© Sonja Weber Gilkey 2024. All Rights Reserved.

About

Sonja Weber Gilkey

Our Infinity on Earth is the manifestation in my sculptures. My rope sculptures are practical, sensual, meditative, and Infinite. The sculptures can be handled and transformed for manifestations of change.
Rope is Universal and used in all aspects of life. The interwoven pattern of rope is symbolic of the DNA
strands that make up our Infinite Life. It is essential for Infinity, Life, Death, and Rebirth. These rope sculptures represent the Infinite Universe of reincarnation.

Sa Ta Na Ma
Infinity Life Death Rebirth

Sonja Weber Gilkey is a Dutch-born visual sculptor, who derives most of her inspiration and materials from the sea. Tactile and moving, her work is a testament to the ocean and its environment. Sonja’s concern for the destruction of the ocean has always been the message of her work: that the environmental impact of pollution and climate change will, and has, changed our relationship to life. At her home in Maine, Sonja is surrounded by the deep power of the sea, activities of the lobster men, their boats, crates, the sound of the fog horns and the eddies of water that go by her wooden cottage. She is called to the ocean, an environment fighting for its life from acidity and pollution and ever increasingly impacted by humans.

 

From a childhood spent on her family’s boat on the Westeinder Plas, Kudelstaart, the Netherlands, to sailing out to the islands of Maine, living and working with rope has been a lifelong experience. For Sonja, rope sculptures are practical, sensual, meditative. The rope can be handled and transformed as one’s daily manifestations of change. It is universal and used in all aspects of life.

 

Kundalini permeates everything Sonja does.

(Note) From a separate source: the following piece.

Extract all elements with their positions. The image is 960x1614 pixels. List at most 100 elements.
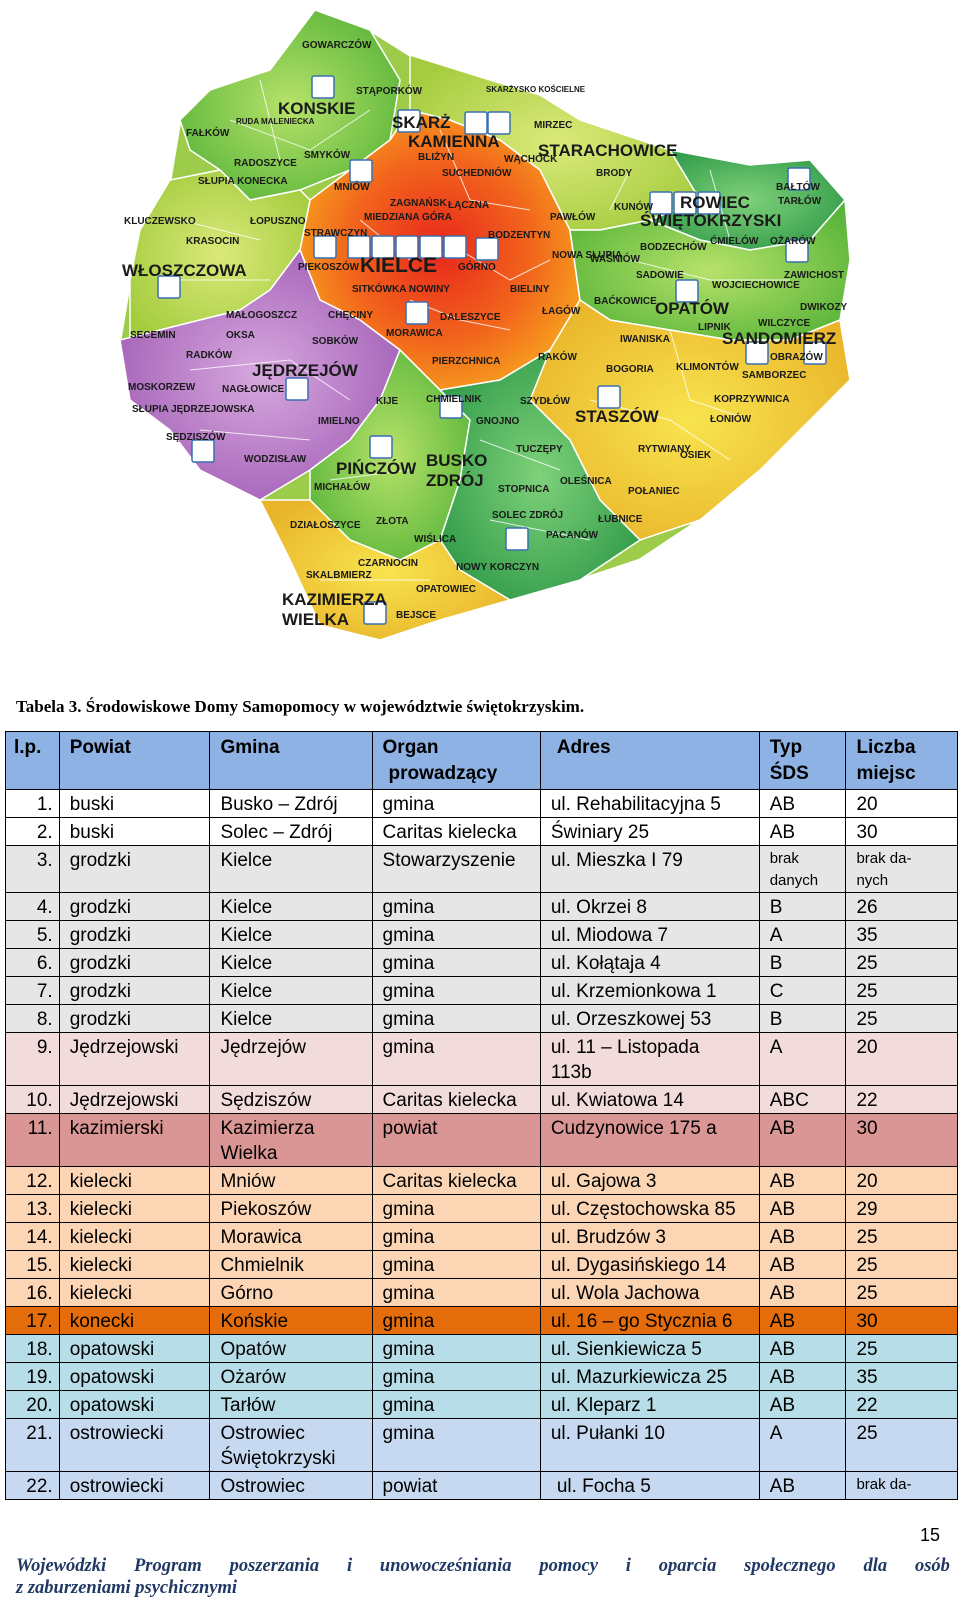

It is her life and her life’s work in sculpting art. Sonja has been a Kundalini teacher since 1974. Through Kundalini one experiences intuitively ‘I am I am I am.’

 

Born in Amsterdam, Sonja earned her B.F.A. in Lausanne, Switzerland, before getting her M.F.A. in Sculpture along with an Art Therapy degree from The Art Institute of Chicago. She has studied sculpture with Cosmo Campoli as well as studying ceramics with a Zen master in Kyoto, Japan. Sonja’s work has been exhibited in notable galleries from the Netherlands to New York City, along with galleries near her homes in Maine and Charlottesville.

 

Sonja’s hope is that her works raise consciousness and awareness about how humanity’s DNA is deeply interconnected to that of the oceans and how the beauty and fragile nature of the oceans needs to be protected and celebrated.